I do not know the answer. I have been through France, Belgium, Luxembourg, Switzerland and Italy and have not been questioned.

Read this

http://www.towtal.co.uk/towtal.pdf

Russell


----------



## kijana (May 1, 2005)

Or this. . .


----------



## asprn (Feb 10, 2006)

peabug said:


> ive been told you cant tow on a frame in spain, and that car must be on a trailer is this true?


All EU member states are bound by EU legislation, to honour road traffic legislation applicable in each others' territories. So if using an A-frame is legal in the UK - as it is - the Spanish authorities are duty-bound to permit their use by UK visitors to Spain.

It doesn't always work out that way, if for example you get pulled by an officer who doesn't give two toots about the EU, UK or anything else and decides he wants your €30 or whatever, but by all accounts on this forum from quite a number of A-framers in Spain over this last year, no-one has had any difficulty (quite the opposite in some cases, where Spanish Police were helpful in extricating drivers from difficult situations).

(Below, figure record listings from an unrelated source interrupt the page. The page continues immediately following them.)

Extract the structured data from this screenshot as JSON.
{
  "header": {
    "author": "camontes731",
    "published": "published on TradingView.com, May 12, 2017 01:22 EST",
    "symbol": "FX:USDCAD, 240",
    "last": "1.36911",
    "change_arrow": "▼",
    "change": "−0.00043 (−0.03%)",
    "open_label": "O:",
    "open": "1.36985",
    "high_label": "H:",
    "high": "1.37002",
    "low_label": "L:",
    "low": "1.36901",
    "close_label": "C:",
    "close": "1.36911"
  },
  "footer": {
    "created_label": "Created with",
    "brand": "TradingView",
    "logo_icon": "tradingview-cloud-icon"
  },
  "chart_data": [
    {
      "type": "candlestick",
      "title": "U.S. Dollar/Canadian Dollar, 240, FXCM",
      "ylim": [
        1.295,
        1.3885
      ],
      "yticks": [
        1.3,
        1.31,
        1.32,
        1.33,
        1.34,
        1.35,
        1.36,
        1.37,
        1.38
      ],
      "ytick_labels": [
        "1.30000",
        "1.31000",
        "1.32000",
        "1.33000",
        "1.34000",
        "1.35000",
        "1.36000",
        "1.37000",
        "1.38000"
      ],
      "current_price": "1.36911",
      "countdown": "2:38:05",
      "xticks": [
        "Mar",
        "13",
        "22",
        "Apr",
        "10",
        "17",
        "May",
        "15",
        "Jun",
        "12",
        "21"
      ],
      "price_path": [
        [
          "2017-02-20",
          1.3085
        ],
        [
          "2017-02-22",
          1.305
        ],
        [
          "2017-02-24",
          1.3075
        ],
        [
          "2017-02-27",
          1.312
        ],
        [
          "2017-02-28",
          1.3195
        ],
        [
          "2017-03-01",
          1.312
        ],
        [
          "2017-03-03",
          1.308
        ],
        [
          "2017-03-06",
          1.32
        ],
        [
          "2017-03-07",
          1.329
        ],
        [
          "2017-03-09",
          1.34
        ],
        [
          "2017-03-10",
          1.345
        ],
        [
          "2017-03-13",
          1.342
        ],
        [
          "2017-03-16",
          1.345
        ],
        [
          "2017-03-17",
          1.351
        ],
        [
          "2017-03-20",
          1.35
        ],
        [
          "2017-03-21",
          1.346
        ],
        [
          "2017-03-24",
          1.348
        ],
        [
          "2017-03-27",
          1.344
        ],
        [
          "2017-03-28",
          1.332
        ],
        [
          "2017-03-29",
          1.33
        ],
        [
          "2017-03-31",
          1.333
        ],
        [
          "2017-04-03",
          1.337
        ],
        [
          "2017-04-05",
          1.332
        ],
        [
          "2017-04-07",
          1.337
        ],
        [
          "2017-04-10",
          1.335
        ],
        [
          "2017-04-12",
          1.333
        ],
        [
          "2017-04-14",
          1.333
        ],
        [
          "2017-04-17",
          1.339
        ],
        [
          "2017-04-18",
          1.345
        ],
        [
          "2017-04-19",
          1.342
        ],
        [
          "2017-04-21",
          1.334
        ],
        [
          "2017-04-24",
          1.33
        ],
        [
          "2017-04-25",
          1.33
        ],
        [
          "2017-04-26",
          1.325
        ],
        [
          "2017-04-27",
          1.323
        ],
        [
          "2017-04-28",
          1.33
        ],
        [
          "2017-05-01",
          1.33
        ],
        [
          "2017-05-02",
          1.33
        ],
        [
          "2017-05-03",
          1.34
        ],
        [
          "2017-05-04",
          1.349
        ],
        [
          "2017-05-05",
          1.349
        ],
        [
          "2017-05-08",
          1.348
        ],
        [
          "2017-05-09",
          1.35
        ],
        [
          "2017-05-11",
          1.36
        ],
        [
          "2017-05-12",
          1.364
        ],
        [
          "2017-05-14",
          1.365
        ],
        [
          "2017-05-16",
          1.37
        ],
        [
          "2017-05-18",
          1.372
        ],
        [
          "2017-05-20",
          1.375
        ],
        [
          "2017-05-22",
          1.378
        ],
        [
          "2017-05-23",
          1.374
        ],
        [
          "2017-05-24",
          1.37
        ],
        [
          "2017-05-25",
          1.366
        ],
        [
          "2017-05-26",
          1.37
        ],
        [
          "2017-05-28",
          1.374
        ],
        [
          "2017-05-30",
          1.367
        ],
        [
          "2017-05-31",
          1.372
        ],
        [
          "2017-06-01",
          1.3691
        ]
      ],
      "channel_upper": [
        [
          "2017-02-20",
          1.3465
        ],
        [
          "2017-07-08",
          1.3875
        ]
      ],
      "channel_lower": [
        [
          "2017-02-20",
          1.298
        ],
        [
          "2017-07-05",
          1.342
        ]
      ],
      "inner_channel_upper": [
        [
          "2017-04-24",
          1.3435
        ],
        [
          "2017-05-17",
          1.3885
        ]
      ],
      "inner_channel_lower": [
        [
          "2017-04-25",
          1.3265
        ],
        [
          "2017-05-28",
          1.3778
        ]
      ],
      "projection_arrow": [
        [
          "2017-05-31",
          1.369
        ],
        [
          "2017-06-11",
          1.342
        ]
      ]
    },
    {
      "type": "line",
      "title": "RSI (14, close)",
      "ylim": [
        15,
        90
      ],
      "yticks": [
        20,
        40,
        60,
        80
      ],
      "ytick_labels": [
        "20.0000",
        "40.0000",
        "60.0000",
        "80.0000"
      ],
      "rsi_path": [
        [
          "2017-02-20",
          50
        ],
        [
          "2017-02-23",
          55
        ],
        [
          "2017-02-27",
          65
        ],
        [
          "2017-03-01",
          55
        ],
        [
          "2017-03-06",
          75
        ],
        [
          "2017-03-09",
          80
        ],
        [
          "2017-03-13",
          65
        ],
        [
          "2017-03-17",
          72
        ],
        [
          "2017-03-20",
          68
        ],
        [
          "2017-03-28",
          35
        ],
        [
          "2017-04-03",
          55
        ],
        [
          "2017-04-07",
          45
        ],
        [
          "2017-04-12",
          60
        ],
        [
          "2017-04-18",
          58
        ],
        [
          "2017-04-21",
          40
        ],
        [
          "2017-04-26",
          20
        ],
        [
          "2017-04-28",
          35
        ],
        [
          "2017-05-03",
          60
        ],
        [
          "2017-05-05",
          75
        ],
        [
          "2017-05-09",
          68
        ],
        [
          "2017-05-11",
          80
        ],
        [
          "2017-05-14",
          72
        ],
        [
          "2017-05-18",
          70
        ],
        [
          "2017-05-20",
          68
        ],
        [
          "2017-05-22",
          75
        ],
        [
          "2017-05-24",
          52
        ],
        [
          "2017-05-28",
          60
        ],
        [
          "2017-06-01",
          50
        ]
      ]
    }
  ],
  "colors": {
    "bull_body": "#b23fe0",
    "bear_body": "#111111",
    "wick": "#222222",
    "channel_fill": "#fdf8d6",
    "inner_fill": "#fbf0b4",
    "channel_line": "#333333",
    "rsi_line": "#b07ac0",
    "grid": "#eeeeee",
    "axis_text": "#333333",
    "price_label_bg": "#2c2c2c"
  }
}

We were in Spain during March and saw several A-frames, with no Police interest being shown.

Dougie.


----------



## Superk (Aug 22, 2005)

Towed without problem the last four years - doesn't mean it won't happen to you but we've been subject to a great deal of scrutiny or was it curiosity by Spanish police. The only advice I would give is to have LONG VEHICLE and diagonal red/yellow trailer board signs - look at the back of an articulated truck to see what I mean on the diagonals. Then you at least look like you know what you're doing. I did have one hearsay that Spanish police turned back A-framed tow cars coming off the Bilbao ferry if they didn't have the signs. But it could just be another campsite story.


----------



## 106090 (Jul 25, 2007)

i am very happy with all the good advice i have been giving ,i was worried sick and was going to cancel the car off the ship but feel i can now go in peace i will be printing out the rules in case we are stopped thank,s to u all


----------